A general-purpose drop-in replacement for high-dimensional linear mappings (linear layers) with better capacity -- inference cost ratio.
Make sure you have numpy and CUDA-enabled PyTorch installed.
Run pip install .
This command will trigger in-place compilation of the CUDA kernels, so you will need the nvcc compiler (CUDA toolkit) at hand.
import torch
from lmKAN import LMKAN2DLayer
NUM_GRIDS = 30
BATCH_SIZE = 1024
INPUT_DIM = 256
OUTPUT_DIM = 256
lmkan_layer = LMKAN2DLayer(
num_grids=NUM_GRIDS,
input_dim=INPUT_DIM,
output_dim=OUTPUT_DIM,
tile_size_forward=8,
tile_size_backward=4,
).cuda()
x = torch.randn(INPUT_DIM, BATCH_SIZE).cuda() # lmKANs use batch-last data layout
out = lmkan_layer(x) # out has shape [OUTPUT_DIM, BATCH_SIZE]The number of trainable parameters is (NUM_GRIDS + 1)^2 * OUTPUT_DIM * (INPUT_DIM // 2). Inference FLOPs are 2x of that of a linear layer of the same shape (INPUT_DIM, OUTPUT_DIM), not depending on NUM_GRIDS.

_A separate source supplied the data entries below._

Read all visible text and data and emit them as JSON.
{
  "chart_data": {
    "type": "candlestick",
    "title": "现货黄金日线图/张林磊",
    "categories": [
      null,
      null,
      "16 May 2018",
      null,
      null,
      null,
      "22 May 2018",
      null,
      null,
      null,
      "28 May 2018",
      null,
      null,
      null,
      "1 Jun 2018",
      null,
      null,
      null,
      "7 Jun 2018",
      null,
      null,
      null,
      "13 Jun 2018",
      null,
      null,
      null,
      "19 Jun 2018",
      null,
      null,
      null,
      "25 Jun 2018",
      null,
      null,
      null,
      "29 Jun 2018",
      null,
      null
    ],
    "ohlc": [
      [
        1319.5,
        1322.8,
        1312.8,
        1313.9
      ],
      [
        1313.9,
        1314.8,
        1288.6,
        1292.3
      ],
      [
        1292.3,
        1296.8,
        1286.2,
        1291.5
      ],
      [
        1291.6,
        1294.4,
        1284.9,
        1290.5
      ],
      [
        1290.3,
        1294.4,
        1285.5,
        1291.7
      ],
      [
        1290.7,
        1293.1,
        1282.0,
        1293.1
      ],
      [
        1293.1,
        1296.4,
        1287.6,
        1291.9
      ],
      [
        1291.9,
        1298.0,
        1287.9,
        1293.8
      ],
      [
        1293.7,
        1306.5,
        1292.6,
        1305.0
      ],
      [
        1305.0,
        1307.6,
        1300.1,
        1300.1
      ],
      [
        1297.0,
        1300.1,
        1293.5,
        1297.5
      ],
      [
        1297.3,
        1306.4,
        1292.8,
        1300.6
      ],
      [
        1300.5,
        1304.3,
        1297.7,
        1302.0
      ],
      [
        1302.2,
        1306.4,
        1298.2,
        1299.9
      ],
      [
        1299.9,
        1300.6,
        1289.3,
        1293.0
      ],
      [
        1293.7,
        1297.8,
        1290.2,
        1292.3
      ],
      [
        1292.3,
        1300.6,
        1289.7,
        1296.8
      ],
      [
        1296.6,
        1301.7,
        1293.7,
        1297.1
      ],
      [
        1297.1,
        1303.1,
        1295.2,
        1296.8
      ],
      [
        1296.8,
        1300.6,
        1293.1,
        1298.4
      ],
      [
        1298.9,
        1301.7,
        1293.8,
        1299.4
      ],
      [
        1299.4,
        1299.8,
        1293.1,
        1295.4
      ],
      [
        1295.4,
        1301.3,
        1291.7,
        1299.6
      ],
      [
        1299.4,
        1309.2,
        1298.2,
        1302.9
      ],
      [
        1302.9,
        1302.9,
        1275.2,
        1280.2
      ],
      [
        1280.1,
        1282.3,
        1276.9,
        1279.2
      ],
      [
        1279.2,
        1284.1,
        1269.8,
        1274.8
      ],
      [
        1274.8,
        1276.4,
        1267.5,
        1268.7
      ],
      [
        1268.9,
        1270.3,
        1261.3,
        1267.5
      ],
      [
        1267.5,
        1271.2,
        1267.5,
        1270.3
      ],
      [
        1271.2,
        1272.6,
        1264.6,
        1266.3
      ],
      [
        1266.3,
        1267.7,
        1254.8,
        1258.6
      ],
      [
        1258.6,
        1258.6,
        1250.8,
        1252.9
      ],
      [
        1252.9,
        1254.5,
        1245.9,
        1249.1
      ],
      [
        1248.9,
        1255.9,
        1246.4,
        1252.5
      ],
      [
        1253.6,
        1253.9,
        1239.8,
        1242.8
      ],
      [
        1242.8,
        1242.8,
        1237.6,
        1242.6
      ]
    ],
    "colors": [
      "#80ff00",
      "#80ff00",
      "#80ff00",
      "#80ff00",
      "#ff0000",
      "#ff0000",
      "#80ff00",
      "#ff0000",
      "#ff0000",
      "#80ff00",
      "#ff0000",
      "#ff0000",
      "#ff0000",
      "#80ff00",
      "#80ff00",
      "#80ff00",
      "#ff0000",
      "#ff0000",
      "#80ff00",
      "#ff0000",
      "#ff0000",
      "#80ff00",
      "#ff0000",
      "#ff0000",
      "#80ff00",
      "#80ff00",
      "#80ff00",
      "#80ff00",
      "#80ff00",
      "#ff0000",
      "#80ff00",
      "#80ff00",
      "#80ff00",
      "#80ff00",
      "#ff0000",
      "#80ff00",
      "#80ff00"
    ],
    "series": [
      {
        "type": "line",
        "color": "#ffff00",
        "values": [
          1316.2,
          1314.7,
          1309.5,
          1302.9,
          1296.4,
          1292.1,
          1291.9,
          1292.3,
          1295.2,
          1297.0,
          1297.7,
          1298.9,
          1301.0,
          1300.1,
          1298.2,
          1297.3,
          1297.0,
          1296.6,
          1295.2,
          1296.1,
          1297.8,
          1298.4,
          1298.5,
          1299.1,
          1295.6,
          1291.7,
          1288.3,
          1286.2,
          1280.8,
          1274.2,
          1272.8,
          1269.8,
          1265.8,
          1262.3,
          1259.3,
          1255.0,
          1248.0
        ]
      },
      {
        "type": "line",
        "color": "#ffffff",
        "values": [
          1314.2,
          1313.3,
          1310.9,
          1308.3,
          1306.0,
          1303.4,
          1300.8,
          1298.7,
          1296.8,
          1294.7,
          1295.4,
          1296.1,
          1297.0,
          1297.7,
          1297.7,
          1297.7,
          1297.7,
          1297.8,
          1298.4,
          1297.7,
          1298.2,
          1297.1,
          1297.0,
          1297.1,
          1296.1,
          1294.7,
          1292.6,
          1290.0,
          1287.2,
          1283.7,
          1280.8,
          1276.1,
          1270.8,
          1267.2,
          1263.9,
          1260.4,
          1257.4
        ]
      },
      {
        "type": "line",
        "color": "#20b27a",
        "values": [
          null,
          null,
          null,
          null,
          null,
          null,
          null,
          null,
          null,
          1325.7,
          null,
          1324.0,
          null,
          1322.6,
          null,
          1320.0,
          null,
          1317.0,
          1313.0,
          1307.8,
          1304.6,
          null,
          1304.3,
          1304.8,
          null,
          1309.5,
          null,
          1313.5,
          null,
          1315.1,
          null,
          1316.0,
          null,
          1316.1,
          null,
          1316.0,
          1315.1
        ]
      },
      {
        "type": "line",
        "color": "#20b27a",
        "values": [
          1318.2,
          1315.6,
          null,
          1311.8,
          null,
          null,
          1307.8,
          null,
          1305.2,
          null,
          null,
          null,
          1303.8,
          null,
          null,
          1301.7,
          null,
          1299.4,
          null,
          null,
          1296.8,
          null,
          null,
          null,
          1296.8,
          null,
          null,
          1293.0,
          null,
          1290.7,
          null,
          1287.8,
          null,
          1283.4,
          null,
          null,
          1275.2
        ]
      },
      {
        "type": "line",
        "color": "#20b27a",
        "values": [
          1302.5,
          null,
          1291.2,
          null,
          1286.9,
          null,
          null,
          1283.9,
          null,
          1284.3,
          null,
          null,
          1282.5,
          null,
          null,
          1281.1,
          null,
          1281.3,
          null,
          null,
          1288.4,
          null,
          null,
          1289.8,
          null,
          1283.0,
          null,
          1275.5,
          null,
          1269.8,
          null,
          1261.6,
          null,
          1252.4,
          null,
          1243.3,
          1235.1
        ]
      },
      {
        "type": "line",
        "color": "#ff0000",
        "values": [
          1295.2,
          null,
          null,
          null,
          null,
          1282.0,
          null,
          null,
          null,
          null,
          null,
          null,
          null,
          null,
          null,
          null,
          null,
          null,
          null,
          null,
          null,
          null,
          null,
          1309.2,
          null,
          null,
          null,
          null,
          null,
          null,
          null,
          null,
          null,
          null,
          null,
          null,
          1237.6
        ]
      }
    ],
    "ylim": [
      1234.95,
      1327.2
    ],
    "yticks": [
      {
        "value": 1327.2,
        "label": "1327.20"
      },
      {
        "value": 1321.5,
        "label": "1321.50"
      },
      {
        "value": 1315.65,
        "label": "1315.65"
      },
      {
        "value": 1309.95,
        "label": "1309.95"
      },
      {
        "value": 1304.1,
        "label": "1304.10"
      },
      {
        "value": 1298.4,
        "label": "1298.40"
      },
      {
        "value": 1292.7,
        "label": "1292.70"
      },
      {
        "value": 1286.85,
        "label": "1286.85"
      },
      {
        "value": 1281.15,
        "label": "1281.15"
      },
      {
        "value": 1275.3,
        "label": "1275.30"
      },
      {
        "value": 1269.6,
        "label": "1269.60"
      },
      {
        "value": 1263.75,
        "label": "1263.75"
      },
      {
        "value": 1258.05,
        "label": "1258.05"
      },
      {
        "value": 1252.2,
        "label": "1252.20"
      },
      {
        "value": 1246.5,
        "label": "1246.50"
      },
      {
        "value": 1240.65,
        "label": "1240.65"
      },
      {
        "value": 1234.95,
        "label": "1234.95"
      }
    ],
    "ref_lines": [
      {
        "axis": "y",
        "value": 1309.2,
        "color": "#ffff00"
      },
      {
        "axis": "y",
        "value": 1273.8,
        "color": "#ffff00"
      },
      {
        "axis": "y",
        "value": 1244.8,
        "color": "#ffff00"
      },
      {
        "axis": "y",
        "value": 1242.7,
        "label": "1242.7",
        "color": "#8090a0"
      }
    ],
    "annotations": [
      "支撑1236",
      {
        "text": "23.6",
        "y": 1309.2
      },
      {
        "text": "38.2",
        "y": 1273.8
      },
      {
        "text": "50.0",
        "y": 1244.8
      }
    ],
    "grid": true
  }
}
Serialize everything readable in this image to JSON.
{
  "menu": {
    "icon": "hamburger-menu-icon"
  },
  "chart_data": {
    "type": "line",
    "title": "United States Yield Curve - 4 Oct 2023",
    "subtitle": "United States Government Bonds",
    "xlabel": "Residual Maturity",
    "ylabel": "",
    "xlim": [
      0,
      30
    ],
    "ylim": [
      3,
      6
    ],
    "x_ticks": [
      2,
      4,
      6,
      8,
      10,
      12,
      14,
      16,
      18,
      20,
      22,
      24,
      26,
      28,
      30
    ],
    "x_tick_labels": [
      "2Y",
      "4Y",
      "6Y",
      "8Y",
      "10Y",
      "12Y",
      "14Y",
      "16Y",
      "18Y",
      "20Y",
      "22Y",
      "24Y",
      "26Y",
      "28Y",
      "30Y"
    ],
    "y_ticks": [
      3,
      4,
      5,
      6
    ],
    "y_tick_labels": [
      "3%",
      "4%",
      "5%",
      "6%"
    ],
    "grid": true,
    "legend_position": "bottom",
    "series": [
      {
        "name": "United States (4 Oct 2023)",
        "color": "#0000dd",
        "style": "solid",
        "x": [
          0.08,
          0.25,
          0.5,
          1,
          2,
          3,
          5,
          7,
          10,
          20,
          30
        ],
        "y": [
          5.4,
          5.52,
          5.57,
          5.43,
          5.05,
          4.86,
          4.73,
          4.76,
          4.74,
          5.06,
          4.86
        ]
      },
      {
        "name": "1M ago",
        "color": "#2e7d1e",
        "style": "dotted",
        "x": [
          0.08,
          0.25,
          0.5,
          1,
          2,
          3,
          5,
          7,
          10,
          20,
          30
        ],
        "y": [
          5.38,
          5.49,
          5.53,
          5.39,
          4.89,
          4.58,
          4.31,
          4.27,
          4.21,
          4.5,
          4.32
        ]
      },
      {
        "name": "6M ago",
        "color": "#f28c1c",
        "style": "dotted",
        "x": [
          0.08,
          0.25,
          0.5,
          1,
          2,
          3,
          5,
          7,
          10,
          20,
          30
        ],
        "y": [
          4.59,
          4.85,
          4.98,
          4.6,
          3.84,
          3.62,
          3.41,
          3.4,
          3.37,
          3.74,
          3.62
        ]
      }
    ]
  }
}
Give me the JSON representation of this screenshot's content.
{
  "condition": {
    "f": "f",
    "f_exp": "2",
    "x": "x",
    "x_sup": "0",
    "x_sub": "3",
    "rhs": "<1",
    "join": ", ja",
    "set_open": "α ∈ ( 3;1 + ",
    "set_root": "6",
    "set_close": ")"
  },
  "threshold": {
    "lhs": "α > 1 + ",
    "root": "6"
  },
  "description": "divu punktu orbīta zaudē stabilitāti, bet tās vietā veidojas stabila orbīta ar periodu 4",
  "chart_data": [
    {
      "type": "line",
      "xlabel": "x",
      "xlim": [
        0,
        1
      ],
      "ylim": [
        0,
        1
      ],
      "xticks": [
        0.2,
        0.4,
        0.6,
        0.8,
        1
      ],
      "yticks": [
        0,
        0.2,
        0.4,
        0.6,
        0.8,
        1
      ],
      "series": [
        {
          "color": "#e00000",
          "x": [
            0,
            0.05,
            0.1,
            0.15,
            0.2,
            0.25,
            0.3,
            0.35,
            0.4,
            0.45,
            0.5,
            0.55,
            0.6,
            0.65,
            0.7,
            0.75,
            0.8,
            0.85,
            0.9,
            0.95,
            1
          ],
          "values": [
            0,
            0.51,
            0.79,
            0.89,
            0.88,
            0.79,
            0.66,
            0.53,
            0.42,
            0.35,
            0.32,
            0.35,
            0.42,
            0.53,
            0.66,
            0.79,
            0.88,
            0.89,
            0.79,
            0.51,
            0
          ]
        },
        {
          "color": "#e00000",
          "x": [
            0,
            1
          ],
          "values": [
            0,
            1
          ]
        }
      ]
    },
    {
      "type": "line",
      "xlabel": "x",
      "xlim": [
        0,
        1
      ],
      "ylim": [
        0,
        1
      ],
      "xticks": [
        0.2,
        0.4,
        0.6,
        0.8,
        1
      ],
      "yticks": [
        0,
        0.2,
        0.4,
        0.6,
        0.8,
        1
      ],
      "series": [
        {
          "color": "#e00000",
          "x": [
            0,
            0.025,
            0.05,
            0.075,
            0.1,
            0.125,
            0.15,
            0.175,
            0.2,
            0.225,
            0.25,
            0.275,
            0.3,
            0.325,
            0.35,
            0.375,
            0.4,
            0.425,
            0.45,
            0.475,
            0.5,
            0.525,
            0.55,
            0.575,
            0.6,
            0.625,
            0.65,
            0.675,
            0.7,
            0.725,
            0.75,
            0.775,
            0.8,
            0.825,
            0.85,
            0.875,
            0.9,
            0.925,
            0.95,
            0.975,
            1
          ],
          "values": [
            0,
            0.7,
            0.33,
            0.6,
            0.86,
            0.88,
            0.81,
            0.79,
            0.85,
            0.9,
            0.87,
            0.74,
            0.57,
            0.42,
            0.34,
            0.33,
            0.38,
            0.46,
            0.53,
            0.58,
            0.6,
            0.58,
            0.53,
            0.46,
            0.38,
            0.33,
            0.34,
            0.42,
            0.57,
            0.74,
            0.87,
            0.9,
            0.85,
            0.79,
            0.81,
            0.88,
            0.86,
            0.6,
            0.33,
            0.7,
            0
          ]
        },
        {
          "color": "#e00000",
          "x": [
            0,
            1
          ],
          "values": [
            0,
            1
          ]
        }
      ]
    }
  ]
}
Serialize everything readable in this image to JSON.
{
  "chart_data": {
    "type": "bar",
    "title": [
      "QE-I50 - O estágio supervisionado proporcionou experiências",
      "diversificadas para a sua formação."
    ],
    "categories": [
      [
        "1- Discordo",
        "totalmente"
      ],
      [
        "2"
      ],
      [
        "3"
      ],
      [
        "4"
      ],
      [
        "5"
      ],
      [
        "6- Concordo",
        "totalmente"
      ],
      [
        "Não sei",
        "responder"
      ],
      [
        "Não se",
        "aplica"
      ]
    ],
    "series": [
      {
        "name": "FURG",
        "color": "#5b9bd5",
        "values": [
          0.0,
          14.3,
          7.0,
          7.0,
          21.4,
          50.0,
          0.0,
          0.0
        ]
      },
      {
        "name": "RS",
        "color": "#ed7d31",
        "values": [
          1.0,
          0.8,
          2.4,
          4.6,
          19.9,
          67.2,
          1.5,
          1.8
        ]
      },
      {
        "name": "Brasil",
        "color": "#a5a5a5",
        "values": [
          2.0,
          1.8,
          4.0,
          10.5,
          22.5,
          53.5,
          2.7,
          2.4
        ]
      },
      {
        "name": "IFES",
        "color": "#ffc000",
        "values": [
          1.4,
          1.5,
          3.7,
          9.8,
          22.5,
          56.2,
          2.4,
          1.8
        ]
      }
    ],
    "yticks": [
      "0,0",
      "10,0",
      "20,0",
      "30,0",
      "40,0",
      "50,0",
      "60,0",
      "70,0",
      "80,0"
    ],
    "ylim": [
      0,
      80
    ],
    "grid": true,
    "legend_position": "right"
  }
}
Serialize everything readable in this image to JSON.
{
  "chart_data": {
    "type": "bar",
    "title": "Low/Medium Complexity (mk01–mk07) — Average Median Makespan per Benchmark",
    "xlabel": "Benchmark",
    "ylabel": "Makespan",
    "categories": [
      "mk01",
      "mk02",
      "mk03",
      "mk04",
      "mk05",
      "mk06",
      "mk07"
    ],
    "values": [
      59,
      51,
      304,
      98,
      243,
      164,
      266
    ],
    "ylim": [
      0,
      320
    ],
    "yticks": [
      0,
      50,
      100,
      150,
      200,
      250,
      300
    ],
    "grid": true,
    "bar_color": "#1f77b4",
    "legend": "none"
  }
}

For the example above, you get as many as (30 + 1)^2 // 2 ~ 480 more trainable parameters by paying 2x of FLOPs and 6-10x wall-clock inference time (depending on the specific GPU).
The computational cost of backward also doesn't depend on NUM_GRIDS.
Important check performance caveats (including maximal supported values for NUM_GRIDS depending on GPU type and tile_size) and preconditioning advice in the documentation.